I have these awful aches in my shoulder and elbow. I think it's from carrying my bag all day and holding the weight of many hangers. shopping injuries. now that is what I call ridiculous. even more ridiculous than injured wrists from babyfoot (foosball).

monday we drove to blacksburg to visit the boys. we visited and ate at bookbinder's, john's restaurant. I always love going to see charles and john. I gave them two books apiece for christmas: charles got walking on the land by farley mowat and the wind-up bird chronicle by haruki murakami, john got interpreter of maladies by jhumpa lahiri and the curious incident of the dog in the night-time by mark haddon. I recommend them all. mowat is stirring, murakami is unsettling, lahiri is reality and haddon is complexity. I love books.

tuesday we went to see carolyn and john and drop off carolyn's car. they are now officially engaged!! as of the day after christmas, at the rockefeller center christmas tree, with my grammie's wedding ring. hooray :) then we went to the holocaust museum, second time for me, and later to the temple.
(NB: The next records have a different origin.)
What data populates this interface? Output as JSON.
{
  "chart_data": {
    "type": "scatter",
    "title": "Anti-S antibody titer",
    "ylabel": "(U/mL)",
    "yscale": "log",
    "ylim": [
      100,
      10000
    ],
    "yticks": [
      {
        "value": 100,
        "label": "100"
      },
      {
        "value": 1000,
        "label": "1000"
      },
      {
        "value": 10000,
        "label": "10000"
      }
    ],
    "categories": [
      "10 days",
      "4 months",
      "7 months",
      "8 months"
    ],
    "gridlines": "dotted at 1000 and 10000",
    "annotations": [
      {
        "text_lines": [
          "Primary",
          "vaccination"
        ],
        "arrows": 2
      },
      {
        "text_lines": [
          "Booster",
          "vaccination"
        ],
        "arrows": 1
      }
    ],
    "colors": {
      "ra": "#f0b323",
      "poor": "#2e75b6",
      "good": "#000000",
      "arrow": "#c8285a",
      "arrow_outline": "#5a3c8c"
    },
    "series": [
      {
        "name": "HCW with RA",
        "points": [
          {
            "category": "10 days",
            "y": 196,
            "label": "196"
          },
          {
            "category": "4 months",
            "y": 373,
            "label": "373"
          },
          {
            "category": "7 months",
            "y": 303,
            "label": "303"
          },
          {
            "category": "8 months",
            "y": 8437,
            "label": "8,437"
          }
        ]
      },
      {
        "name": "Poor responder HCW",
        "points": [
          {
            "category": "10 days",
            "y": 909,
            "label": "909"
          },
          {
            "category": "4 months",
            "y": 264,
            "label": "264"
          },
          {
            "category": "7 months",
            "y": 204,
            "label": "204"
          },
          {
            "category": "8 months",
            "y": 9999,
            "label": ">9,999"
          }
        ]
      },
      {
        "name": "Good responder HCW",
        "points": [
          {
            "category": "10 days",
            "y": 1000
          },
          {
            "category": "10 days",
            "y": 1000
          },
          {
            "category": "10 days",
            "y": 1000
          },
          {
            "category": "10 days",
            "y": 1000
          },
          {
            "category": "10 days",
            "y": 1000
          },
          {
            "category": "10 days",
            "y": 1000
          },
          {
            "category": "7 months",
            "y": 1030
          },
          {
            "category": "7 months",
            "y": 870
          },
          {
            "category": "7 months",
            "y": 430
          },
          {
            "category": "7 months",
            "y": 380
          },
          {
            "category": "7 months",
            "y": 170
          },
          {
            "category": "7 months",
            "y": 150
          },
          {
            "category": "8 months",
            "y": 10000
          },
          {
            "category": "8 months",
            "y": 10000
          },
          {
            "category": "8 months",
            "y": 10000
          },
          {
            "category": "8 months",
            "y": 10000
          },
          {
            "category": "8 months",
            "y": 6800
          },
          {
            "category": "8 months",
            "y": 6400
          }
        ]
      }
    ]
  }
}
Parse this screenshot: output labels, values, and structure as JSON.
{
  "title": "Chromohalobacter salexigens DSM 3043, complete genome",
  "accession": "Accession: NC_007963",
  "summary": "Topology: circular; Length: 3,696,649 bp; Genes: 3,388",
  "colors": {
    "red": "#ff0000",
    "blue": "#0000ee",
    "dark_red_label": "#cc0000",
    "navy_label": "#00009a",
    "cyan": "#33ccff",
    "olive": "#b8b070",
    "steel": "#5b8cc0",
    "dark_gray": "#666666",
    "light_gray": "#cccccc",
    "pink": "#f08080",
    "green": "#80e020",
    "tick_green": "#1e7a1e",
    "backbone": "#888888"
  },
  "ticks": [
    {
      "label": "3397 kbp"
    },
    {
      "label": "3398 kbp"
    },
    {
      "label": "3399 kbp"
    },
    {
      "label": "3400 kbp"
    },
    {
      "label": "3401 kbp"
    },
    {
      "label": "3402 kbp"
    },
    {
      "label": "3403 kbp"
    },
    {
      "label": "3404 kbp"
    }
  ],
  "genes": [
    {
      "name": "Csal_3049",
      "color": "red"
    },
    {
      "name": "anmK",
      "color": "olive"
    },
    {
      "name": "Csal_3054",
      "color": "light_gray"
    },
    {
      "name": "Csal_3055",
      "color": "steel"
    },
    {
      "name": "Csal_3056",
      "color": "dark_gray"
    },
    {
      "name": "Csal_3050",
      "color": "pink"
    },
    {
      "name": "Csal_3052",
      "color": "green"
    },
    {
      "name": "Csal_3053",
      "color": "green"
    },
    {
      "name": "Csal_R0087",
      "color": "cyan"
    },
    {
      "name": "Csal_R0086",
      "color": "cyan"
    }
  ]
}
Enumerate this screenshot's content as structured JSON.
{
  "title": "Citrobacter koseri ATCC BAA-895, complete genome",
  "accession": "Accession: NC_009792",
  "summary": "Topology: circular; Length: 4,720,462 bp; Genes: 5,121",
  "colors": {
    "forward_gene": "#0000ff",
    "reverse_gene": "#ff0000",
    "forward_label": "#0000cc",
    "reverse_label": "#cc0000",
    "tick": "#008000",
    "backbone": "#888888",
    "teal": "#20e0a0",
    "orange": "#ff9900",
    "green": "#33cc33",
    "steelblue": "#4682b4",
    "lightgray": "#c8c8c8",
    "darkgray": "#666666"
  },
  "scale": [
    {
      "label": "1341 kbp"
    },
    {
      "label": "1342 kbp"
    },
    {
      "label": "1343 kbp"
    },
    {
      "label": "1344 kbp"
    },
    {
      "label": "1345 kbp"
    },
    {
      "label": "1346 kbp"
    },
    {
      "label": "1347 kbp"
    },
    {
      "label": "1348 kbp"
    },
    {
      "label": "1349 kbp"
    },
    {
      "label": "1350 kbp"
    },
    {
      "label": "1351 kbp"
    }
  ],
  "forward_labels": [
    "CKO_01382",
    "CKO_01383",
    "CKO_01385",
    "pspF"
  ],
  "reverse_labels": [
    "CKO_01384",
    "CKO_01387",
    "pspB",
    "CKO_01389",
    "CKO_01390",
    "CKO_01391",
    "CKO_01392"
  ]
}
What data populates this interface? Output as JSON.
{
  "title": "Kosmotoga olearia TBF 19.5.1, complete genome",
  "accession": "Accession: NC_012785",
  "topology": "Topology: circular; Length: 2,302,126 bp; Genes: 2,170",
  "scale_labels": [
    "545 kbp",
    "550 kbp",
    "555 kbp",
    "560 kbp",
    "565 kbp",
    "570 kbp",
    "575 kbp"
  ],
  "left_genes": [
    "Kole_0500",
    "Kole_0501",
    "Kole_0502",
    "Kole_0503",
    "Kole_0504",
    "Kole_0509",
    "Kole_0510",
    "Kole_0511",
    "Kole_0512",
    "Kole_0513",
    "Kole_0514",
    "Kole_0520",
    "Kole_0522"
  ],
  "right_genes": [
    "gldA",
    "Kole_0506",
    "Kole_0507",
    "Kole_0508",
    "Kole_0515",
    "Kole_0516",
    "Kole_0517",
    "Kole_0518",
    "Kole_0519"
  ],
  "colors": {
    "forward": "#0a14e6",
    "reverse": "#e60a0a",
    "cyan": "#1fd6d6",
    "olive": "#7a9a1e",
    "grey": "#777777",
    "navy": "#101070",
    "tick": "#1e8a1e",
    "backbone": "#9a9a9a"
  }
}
and today is wednesday. well really it's early thursday morning. and it's 2009. finally, back to an odd-numbered year. once we're well into it and I'm used to writing the date I guess I don't really think of it much, but I much prefer odd years to even ones. they just seem to settle aesthetically with the details of my existence. maybe I will find greater harmony in myself through an understanding of the identity of the year. maybe I will find greater harmony by making it. this involves meditating often and singing mantras and finding occasional solitude. self-awareness. also self-discipline. and exercise. and a dedication to peace. which only comes through an aversion to political debate. wish me luck.

looking forward to what this year holds:
aaaaaand perhaps this ... maybe:

1 comment:

  1. I seem to remember actual gasps at the cinema watching Jurassic Park aged thirteen. And then back at school, bragging "Oh yes, I have seen all the park contains. Recognise".